Joyce looked up at him. She didn’t say anything.

“Let’s call Dr. Lipman,” Gentry said. “Just to find out. Just to make sure nothing strange went on.”

Gentry called information, got the number of the office, and called. It would take just under two hours to drive to New Paltz. They made an appointment to see Dr. Lipman at six o’clock. Then they cabbed up to Gentry’s garage on West Forty-sixth Street, picked up his car, and headed north.

Nineteen

Nancy Joyce felt herself winding down as she sat in Gentry’s Cutlass. The running, the long hours, the thinking. Being stonewalled by the lieutenant and his rat catcher.

And the anger. Gentry and Lieutenant Kilar had both drilled in the same deep, rich oil field and gotten a gusher.
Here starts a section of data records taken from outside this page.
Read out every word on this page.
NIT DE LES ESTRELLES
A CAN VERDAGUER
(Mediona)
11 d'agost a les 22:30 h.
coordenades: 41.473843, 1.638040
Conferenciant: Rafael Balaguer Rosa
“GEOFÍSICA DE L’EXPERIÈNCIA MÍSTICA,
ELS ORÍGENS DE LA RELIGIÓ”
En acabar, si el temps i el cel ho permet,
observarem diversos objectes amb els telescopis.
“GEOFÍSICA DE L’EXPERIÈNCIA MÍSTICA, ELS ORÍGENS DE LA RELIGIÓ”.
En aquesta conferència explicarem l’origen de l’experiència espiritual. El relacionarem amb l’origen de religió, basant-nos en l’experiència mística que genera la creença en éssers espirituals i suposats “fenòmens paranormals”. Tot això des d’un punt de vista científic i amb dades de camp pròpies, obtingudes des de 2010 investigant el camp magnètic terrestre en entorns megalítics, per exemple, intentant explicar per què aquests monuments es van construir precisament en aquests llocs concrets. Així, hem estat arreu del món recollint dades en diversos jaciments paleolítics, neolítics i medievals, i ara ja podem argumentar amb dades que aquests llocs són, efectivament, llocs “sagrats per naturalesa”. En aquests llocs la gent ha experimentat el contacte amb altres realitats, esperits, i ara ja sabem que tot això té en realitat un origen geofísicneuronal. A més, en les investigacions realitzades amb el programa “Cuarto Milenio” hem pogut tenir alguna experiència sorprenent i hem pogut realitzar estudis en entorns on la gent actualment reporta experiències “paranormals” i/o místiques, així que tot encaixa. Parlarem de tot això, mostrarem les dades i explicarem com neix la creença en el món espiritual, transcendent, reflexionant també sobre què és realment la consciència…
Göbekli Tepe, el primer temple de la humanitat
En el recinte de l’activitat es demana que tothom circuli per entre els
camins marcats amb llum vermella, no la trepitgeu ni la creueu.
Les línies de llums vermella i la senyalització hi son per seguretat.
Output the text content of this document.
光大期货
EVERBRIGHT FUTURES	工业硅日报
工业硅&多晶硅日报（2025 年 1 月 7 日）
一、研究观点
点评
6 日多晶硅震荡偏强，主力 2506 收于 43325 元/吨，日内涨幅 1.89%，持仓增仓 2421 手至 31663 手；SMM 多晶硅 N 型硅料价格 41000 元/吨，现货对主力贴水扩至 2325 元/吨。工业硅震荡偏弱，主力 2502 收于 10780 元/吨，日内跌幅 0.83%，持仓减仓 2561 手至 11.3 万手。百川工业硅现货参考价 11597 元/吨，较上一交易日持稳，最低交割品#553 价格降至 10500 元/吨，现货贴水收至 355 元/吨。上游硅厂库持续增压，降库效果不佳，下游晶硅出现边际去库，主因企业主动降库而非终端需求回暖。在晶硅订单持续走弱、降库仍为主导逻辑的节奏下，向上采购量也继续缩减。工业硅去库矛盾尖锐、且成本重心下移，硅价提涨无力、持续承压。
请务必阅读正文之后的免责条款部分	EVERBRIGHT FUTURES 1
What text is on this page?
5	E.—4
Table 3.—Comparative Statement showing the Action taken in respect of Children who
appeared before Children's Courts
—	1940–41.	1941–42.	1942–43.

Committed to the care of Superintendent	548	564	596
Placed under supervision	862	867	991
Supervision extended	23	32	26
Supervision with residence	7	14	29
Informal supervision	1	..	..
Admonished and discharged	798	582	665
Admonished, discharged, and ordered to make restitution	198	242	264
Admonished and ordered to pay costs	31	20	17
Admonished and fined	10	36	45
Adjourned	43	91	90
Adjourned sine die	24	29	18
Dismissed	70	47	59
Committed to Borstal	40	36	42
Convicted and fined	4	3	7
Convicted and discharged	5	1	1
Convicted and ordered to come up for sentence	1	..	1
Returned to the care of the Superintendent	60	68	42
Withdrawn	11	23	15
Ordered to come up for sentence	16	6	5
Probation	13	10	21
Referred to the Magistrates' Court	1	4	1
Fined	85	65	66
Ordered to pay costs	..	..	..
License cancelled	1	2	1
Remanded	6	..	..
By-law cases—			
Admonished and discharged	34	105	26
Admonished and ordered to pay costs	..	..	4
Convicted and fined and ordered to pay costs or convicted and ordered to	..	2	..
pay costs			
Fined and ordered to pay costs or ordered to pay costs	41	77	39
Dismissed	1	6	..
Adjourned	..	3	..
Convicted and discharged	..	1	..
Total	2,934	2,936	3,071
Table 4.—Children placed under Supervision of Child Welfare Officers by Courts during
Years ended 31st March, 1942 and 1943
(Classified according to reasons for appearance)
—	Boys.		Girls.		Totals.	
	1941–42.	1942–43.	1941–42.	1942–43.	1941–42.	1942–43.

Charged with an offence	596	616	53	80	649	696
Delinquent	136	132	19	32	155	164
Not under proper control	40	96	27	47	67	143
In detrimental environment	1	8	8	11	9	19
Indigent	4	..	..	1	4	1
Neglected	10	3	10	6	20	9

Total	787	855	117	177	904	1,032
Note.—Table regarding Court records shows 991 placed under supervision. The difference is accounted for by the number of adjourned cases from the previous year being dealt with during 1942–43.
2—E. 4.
She was tired inside and out. But that was to be expected. What was unexpected was what came with the exhaustion. As Gentry picked his way through the moderately heavy afternoon traffic on the West Side Highway-he didn’t grumble at the other cars the way she would have-Joyce found herself slipping into an unexpected contentment. The horrors of the day hadn’t left her. But there was a welcome familiarity to at least one part of it: being back in the field. And this time it was not with a man she revered and feared, but someone who was more of an equal. A partner.